Forum Moderators: open
philipx writes "From the ruby-talk archives here's a little interesting snippet from a post you have to check out: "Here at Google, we're about to start offering an API to our search-engine, so that people can programmatically use Google through a clean and clearly defined interface, rather than have to resort to parsing HTML." It goes on talking about SOAP and I think this is utterly cool."
url : [ruby-talk.org...]
(API to connect to google server, so WPG isn't used)
Now that would make life easier...
I get the message:
SOAP RPC Router
Sorry, I don't speak via HTTP GET- you have to use HTTP POST to talk to me.
Looks like it may well be a subscription service.

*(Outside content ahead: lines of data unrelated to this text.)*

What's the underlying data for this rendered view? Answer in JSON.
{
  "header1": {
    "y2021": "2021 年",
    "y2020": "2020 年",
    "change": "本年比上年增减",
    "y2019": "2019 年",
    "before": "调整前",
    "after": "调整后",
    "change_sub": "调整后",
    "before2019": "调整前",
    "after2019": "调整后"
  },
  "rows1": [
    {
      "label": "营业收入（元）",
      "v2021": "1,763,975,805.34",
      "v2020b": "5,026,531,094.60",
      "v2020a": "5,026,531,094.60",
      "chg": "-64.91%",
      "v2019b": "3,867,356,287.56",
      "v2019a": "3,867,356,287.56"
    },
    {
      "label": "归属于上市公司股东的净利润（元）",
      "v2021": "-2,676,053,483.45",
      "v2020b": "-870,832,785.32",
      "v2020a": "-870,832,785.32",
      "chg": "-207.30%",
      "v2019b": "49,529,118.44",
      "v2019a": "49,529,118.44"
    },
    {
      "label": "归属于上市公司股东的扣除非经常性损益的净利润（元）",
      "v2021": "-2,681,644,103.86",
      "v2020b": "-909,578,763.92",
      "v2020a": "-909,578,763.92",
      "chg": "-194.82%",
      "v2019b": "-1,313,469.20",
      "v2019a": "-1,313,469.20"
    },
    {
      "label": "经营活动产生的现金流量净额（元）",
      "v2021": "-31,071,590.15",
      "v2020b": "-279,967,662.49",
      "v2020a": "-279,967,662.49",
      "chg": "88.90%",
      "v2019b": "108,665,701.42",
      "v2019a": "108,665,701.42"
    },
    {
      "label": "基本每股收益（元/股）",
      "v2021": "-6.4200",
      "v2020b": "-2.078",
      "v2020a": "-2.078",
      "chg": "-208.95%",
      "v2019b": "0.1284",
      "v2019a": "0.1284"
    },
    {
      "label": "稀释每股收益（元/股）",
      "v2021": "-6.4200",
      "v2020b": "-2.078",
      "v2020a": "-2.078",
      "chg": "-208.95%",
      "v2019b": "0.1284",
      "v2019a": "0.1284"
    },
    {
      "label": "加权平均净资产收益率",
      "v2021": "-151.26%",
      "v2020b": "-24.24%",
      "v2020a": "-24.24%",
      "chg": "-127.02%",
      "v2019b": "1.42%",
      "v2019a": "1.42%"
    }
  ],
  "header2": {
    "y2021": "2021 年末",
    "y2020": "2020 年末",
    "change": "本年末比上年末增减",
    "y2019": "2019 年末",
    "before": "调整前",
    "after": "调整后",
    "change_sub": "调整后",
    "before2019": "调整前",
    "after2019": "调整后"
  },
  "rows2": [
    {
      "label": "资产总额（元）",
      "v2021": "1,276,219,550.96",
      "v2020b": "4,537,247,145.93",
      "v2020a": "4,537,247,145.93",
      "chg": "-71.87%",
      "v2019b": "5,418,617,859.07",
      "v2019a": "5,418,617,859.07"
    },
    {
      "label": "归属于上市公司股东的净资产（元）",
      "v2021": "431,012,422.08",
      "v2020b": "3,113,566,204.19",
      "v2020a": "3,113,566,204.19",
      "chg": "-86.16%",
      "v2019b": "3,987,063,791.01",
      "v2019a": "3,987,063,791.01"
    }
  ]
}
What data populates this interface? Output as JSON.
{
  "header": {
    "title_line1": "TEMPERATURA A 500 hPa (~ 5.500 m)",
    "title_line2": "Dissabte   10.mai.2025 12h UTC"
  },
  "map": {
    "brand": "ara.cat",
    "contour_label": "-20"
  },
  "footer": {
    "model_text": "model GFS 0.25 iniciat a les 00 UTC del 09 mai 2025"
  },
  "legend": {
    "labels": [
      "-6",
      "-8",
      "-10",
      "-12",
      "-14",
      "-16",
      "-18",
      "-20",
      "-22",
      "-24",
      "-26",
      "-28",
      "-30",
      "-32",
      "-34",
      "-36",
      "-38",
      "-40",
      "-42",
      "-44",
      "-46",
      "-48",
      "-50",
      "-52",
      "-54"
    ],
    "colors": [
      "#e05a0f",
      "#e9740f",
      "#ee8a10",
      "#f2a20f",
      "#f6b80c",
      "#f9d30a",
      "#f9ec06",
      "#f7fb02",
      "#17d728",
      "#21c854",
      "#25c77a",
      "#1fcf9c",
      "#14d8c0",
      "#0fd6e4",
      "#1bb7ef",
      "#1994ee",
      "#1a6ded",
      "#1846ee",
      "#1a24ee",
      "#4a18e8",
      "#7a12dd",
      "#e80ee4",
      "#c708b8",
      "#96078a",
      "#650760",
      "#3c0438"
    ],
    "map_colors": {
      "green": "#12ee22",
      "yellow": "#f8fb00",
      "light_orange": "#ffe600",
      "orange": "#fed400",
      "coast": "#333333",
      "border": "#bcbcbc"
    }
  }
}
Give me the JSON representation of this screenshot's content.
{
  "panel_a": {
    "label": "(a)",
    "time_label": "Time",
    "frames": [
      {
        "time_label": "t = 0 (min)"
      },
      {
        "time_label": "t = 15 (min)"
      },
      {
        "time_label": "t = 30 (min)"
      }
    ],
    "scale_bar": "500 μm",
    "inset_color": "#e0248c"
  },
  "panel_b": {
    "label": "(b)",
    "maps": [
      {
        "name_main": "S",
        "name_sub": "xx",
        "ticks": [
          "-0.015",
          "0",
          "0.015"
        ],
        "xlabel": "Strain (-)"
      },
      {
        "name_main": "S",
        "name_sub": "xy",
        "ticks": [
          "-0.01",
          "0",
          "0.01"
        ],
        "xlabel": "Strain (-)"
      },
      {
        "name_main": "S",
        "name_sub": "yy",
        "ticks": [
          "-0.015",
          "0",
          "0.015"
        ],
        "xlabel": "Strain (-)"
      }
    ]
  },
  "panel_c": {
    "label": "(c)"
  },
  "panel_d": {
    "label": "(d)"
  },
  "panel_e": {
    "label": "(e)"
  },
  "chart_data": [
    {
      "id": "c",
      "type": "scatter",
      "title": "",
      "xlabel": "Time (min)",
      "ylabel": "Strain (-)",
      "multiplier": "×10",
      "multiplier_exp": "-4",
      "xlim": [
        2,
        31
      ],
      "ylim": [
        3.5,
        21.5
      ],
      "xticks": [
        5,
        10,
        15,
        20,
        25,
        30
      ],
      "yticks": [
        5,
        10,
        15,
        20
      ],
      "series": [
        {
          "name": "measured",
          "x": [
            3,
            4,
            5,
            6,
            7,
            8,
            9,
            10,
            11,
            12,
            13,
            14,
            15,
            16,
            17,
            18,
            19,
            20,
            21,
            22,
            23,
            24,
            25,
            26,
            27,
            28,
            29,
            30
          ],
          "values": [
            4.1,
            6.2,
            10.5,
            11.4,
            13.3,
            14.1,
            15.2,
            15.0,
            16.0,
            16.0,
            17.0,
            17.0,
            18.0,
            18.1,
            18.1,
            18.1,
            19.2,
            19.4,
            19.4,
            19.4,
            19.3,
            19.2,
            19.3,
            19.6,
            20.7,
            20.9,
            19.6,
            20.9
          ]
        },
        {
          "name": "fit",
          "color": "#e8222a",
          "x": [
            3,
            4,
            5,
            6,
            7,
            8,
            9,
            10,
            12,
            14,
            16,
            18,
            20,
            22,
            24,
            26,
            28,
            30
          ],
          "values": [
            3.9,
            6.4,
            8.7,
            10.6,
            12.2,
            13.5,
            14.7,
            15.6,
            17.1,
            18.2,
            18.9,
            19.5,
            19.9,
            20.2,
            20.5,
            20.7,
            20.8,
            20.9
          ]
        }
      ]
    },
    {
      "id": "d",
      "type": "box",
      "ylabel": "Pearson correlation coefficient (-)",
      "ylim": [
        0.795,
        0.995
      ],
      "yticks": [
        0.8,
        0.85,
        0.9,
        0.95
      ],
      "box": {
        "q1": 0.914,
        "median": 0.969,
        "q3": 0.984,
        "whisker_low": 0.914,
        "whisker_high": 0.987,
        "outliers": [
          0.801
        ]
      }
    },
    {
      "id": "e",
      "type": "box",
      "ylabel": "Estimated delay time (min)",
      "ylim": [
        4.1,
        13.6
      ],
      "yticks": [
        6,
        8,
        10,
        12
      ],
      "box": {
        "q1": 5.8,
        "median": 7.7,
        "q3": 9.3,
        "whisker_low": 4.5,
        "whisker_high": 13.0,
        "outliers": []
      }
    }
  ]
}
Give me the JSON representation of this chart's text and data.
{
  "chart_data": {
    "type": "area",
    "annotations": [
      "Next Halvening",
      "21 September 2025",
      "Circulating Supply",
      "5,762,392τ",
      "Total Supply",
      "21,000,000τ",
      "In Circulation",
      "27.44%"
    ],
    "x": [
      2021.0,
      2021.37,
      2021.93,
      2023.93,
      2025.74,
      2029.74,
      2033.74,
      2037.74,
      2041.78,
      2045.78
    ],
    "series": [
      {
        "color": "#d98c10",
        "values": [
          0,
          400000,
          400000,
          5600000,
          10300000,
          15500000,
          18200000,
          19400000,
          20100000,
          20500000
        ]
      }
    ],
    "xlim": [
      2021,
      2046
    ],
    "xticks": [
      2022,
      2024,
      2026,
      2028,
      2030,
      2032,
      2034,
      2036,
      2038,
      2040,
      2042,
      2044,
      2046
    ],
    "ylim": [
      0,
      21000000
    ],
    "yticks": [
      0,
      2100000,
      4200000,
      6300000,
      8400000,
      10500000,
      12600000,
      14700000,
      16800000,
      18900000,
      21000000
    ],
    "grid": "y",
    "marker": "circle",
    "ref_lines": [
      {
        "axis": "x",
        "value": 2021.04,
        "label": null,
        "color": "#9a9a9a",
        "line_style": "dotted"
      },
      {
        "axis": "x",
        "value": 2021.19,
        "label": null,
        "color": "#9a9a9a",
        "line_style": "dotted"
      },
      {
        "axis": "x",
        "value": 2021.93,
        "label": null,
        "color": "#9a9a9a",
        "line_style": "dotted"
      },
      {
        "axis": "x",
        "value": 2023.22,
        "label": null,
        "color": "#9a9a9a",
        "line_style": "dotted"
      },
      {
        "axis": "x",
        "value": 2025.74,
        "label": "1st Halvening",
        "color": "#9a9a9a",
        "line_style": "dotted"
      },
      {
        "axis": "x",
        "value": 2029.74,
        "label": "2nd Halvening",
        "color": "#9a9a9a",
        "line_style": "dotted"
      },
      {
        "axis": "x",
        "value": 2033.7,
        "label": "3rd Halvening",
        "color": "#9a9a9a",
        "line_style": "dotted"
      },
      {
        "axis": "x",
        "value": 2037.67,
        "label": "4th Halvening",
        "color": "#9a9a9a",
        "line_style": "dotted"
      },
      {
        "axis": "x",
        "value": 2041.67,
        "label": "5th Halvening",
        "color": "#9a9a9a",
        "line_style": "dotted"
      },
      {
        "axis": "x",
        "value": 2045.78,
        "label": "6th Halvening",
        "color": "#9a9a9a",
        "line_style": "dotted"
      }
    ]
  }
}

Perhaps they will make it available to META search engines.
I guess I want to know if this is something like I described above, and if it's a subscription service would it be available to the normal user or if the cost to use this will be $1000's per month.
It sure would be nice to write an automated script that would check all this update information without having to parse out all the HTML (and not violating Google's terms of service). Is this Google API stuff along those lines?
I'm not the most knowledgable about this type of stuff, but it really sounds interesting. Thanks for any clarification (and links to more info if that is allowed).
There wasn't enough info in the original blurb to know what Google has in store for the feature. It could be something strictly for partner sites. It could require cookies, milk, and logins. It could end up behind secured access lines. It could include advertising mixed in. We just don't know.
We do know it's Google.
SOAP is a lightweight protocol for exchange of information in a decentralized, distributed environment. It is an XML based protocol that consists of three parts: an envelope that defines a framework for describing what is in a message and how to process it, a set of encoding rules for expressing instances of application-defined datatypes, and a convention for representing remote procedure calls and responses.
So...just to get a picture of this in my mind: you could have a program or daemon search the Google database instead of a human?
Though, if the price is like $1000 per month or something, there is no way I'd do it. Subscription search data.
Haven't we had this idea 'round here before? (re: special access for position/rank checking, etc.)
Looks like somebody is listening. Also, sounds a little similar to the dedicated cluster that Goverture put together, so the bots to change bids would have a different place/way to do thier business.
Interesting. Will have to learn more, perhaps, when I know the time is right.
Havent tried it yet, but it looks good.